By the tenth hole, Ernie was struggling, but two guys ahead of us, Jon Rahm and Vijay Singh, were making strong runs. In fact, Vijay was playing so well, it was a good thing he ran out of holes.
At fifteen, I missed the green short and left myself a pitch over an awkward rise to a right hole location. Here was the obstacle that could keep me from winning, the kind of challenge I had practiced for on those Saturday mornings at the Academy when I might have been faced with obstacles of a harsher kind. I sent the ball up onto the green, watched as it darted straight for the hole, and had no idea what to do with myself when it fell into the cup. Suddenly, I had my two-shot lead back.
I held on to that advantage with another birdie at sixteen—I still don’t know how that putt went in—then I made two pars to seal the win. A few holes before, I had fallen into wondering if this thing that was “supposed to happen today” was really going to finish my way. But when the pitch at fifteen went in, then the putt at sixteen, it all flipped back in my mind: This is going to happen!
A SEASON TO CELEBRATE
During the week of my win at Congressional, the news cycle that had died out a couple of weeks after my dad’s disappearance and death returned. People wanted to know if this golfer who had been through so much less than a year before could carry the weight of emotion and still win. I was playing close to home and in a tournament that works very hard to honor the military. There were so many themes that pointed my direction.
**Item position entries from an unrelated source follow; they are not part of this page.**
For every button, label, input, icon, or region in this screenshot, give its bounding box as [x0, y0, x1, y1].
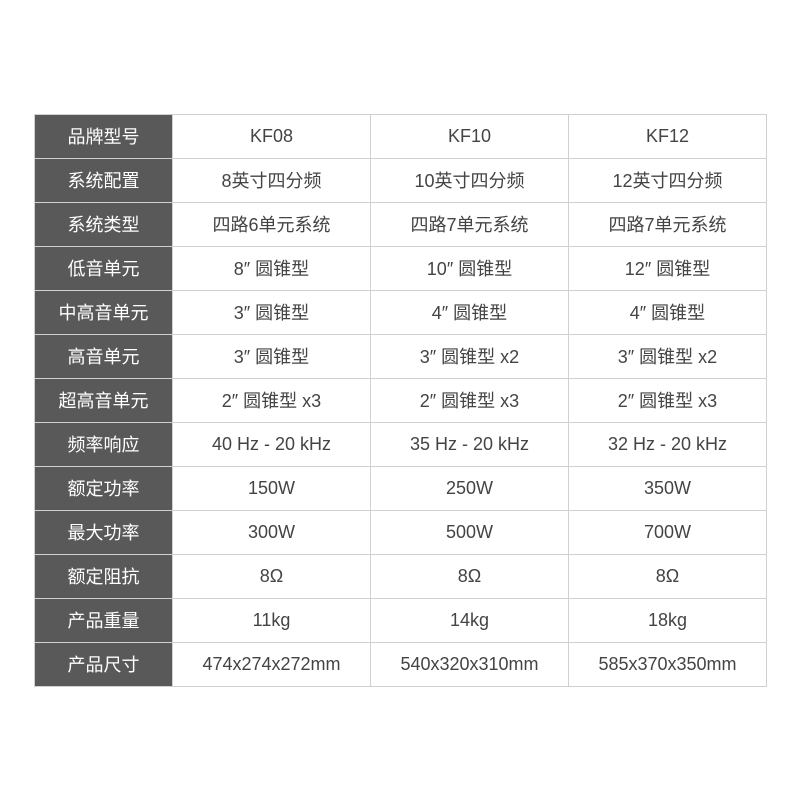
table-cell: 300W: [173, 510, 371, 554]
table-cell: 350W: [569, 466, 767, 510]
table-cell: 2″ 圆锥型 x3: [173, 378, 371, 422]
table-row: 品牌型号 KF08 KF10 KF12: [35, 114, 767, 158]
table-cell: 四路6单元系统: [173, 202, 371, 246]
table-cell: 12英寸四分频: [569, 158, 767, 202]
table-cell: 585x370x350mm: [569, 642, 767, 686]
table-cell: 250W: [371, 466, 569, 510]
table-row: 最大功率 300W 500W 700W: [35, 510, 767, 554]
row-label: 最大功率: [35, 510, 173, 554]
row-label: 额定阻抗: [35, 554, 173, 598]
spec-table-body: 品牌型号 KF08 KF10 KF12 系统配置 8英寸四分频 10英寸四分频 …: [35, 114, 767, 686]
table-cell: 3″ 圆锥型: [173, 334, 371, 378]
table-cell: 10″ 圆锥型: [371, 246, 569, 290]
table-cell: 40 Hz - 20 kHz: [173, 422, 371, 466]
table-cell: KF12: [569, 114, 767, 158]
row-label: 超高音单元: [35, 378, 173, 422]
row-label: 低音单元: [35, 246, 173, 290]
table-cell: 8Ω: [371, 554, 569, 598]
table-cell: 32 Hz - 20 kHz: [569, 422, 767, 466]
table-cell: KF10: [371, 114, 569, 158]
row-label: 频率响应: [35, 422, 173, 466]
table-cell: 3″ 圆锥型 x2: [371, 334, 569, 378]
table-row: 产品重量 11kg 14kg 18kg: [35, 598, 767, 642]
table-cell: 35 Hz - 20 kHz: [371, 422, 569, 466]
table-cell: 500W: [371, 510, 569, 554]
spec-table-container: 品牌型号 KF08 KF10 KF12 系统配置 8英寸四分频 10英寸四分频 …: [34, 114, 766, 687]
table-cell: 3″ 圆锥型: [173, 290, 371, 334]
table-row: 系统类型 四路6单元系统 四路7单元系统 四路7单元系统: [35, 202, 767, 246]
table-cell: 8Ω: [173, 554, 371, 598]
table-row: 频率响应 40 Hz - 20 kHz 35 Hz - 20 kHz 32 Hz…: [35, 422, 767, 466]
table-cell: 540x320x310mm: [371, 642, 569, 686]
table-cell: 150W: [173, 466, 371, 510]
row-label: 产品尺寸: [35, 642, 173, 686]
row-label: 中高音单元: [35, 290, 173, 334]
table-cell: 8英寸四分频: [173, 158, 371, 202]
table-row: 系统配置 8英寸四分频 10英寸四分频 12英寸四分频: [35, 158, 767, 202]
table-row: 中高音单元 3″ 圆锥型 4″ 圆锥型 4″ 圆锥型: [35, 290, 767, 334]
table-row: 额定功率 150W 250W 350W: [35, 466, 767, 510]
table-cell: 四路7单元系统: [569, 202, 767, 246]
table-row: 高音单元 3″ 圆锥型 3″ 圆锥型 x2 3″ 圆锥型 x2: [35, 334, 767, 378]
table-row: 产品尺寸 474x274x272mm 540x320x310mm 585x370…: [35, 642, 767, 686]
table-cell: 8Ω: [569, 554, 767, 598]
table-row: 低音单元 8″ 圆锥型 10″ 圆锥型 12″ 圆锥型: [35, 246, 767, 290]
table-cell: 2″ 圆锥型 x3: [371, 378, 569, 422]
row-label: 高音单元: [35, 334, 173, 378]
table-cell: 3″ 圆锥型 x2: [569, 334, 767, 378]
row-label: 额定功率: [35, 466, 173, 510]
table-row: 额定阻抗 8Ω 8Ω 8Ω: [35, 554, 767, 598]
row-label: 产品重量: [35, 598, 173, 642]
table-cell: 700W: [569, 510, 767, 554]
table-cell: 14kg: [371, 598, 569, 642]
table-cell: 四路7单元系统: [371, 202, 569, 246]
table-cell: 2″ 圆锥型 x3: [569, 378, 767, 422]
table-cell: 4″ 圆锥型: [569, 290, 767, 334]
table-cell: 11kg: [173, 598, 371, 642]
spec-table: 品牌型号 KF08 KF10 KF12 系统配置 8英寸四分频 10英寸四分频 …: [34, 114, 767, 687]
table-cell: 8″ 圆锥型: [173, 246, 371, 290]
row-label: 品牌型号: [35, 114, 173, 158]
table-cell: 18kg: [569, 598, 767, 642]
table-cell: 12″ 圆锥型: [569, 246, 767, 290]
table-cell: 10英寸四分频: [371, 158, 569, 202]
table-cell: KF08: [173, 114, 371, 158]
table-row: 超高音单元 2″ 圆锥型 x3 2″ 圆锥型 x3 2″ 圆锥型 x3: [35, 378, 767, 422]
table-cell: 4″ 圆锥型: [371, 290, 569, 334]
row-label: 系统类型: [35, 202, 173, 246]
table-cell: 474x274x272mm: [173, 642, 371, 686]
row-label: 系统配置: [35, 158, 173, 202]
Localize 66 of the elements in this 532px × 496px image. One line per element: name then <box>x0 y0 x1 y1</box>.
The hardest part of that whole year between my dad’s death and the victory was that many of the memories I have about my father revolve around golf. When I went to the golf course, I was flooded with the memories and the emotion that goes with them in the aftermath of his suicide. A lot of people go to the golf course to get fresh air and recreation. I went to the golf course and was confronted head-on with the memories—of his life and of his death.
That Sunday at Congressional I did not think about my dad. This may sound callous now, but on the other hand I don’t know how I could have held it together if I had my normal thoughts about him. It wasn’t that I was trying not to think about him. In fact, there were a few minutes when I looked over and saw that I had police officers following me as they always do on Tour to provide the leaders some extra security. My dad had done this same duty at a couple of Presidents Cups, so seeing these men reminded me of him. But those thoughts came and went quickly, and I can only think that this peace was a gift from God.
Beyond the peace, though, there was something bigger. I haven’t talked to my family about it exactly like this, but I would have to say that the win gave us all permission to celebrate again.
When you lose someone you love dearly, and especially when that loss is painfully unexpected, it’s hard to know when to stop grieving. You don’t want to say the wrong thing or come off as if you’re taking it all too lightly. Maybe we were being extra careful in that way. But with the win, it just seemed as if it was OK to have joy again. We could celebrate my dad for who he was and not just get stuck on how he died.
For more than 10 years now, I have kept Colossians 3:15 right in front of me. Our brains are pretty powerful and when you think on something over and over, it seeps in there, right? Maybe this is why I have been given so much peace in the times it should be hardest to attain. Maybe, too, it’s the legacy I’d most like to pass on to my own kids.
Heather does not play golf. That’s a good thing as far as I’m concerned, because you could very easily label me a workaholic and everything I do could be golf, golf, golf. But if I’m not playing this weekend, where I really want to be now is with my wife and family, walking the neighborhoods of Annapolis while the kids ride their bikes. We might stop for coffee or an ice cream. We’ll keep it simple. And in the midst of all that simplicity, we’ll be reminded that the God who loves us and governs our lives wants us to live like that, clearing the decks of all that can consume us and making room for time with him.